The Imaginarium of Doctor Parnassus was reportedly more than halfway completed when its star, Heath Ledger, suddenly passed away. Instead of scrapping the film, director Terry Gilliam decided to push on and fill in the blanks of Ledger’s performance with CGI, makeup, Johnny Depp, Jude Law, and Colin Farrell. The rewrites that were necessary to make this film even possible also are the film’s biggest downfall. The film is brimming with ideas, but the narrative doesn’t connect them in any coherent way. It chugs along and has you thinking everything will make sense eventually. But that time never comes. In fact, the film becomes more and more obtuse before reaching its nearly laughable climax. It’s visually stunning, but the visuals only go so far. There needs to be something else there, and Gilliam’s film just doesn’t deliver.

Imaginarium tells the story of a traveling theater troupe on the road in modern Britain. The big difference between most other troupes—one member of this group, the titular Doctor Parnassus (Christopher Plummer) is immortal. He made a bet with the Devil (Tom Waits) over a millennium about the nature of man. Parnassus won, and his wish for immortality was granted. He realized, however, it was a trap, and he has been spending the next thousand years making new wagers with the Devil trying to win back his soul and protect his daughter, Valentina (Lily Cole).
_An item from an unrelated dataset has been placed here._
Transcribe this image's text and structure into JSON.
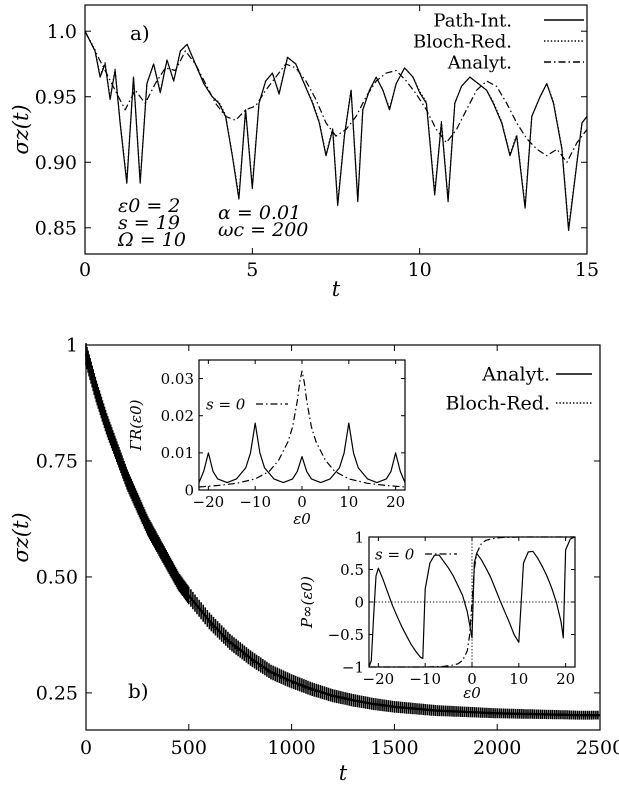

She is nearing the age of 16, at which point she will be the property of the Devil, but one more wager is made—the first one to win over five souls will get Valentina. So Parnassus enlists the help of his daughter (unbeknownst to her are the stakes of the wager), the smitten Anton (Andrew Garfield), and sarcastic but loyal Percy (Verne Troyer), and Tony (Ledger), who the others find hanging by his neck under a bridge with no memory of himself or how he got there.

I’m not sure if any of that makes a lick of sense, but watching the film won’t make the plot any clearer or easier to understand. It just doesn’t make much sense. I appreciate what Gilliam was trying to do with the battle between good and evil, but he doesn’t execute this in a way that makes any sense. Our characters throw average people into the Imaginarium, a portal into their own imaginations in which they must make a choice. To be honest, I wasn’t clear what the choice meant, but it determined who won the bet.

What Imaginarium does right is restricted to the technical realm. Whenever someone enters the Imaginarium, we are transfixed. The film starts with two such scenes, and I thought I was in for something special. Everything was surreal, vibrant, and beautiful. As the film goes on and we see more people enter the Imaginarium, I remained astounded visually, but the narrative behind these trips grows more and more convoluted.

In terms of acting, there’s not a ton here worth remembering. It’s a shame this was Ledger’s final performance because it’s not very good. The great actor was amazing in The Dark Knight and Brokeback Mountain, among other films. His work here is just a blip on the radar. Christopher Plummer is very good in some scenes, but overall, his work is forgettable. He was much better in last year’s The Last Station. Andrew Garfield, the new Spider-Man, showed some charisma as Anton, and Verne Troyer has some good moments as Percy. Lily Cole, who plays Valentina, was terrible. She’s OK throughout the first two-thirds, but there’s a scene near the end when she literally dances with the Devil, and everything about it is wrong, especially her acting.

I almost feel bad giving this film a negative review because it feels so incomplete. So much of what is here is promising, but it just doesn’t come together. It engages the intellect to a certain degree, but I was more intrigued by the visuals than the mishmash that is the film’s story. It’s too original and risky to completely write off, but it’s just not good enough to give it a solid recommendation, so tread with caution.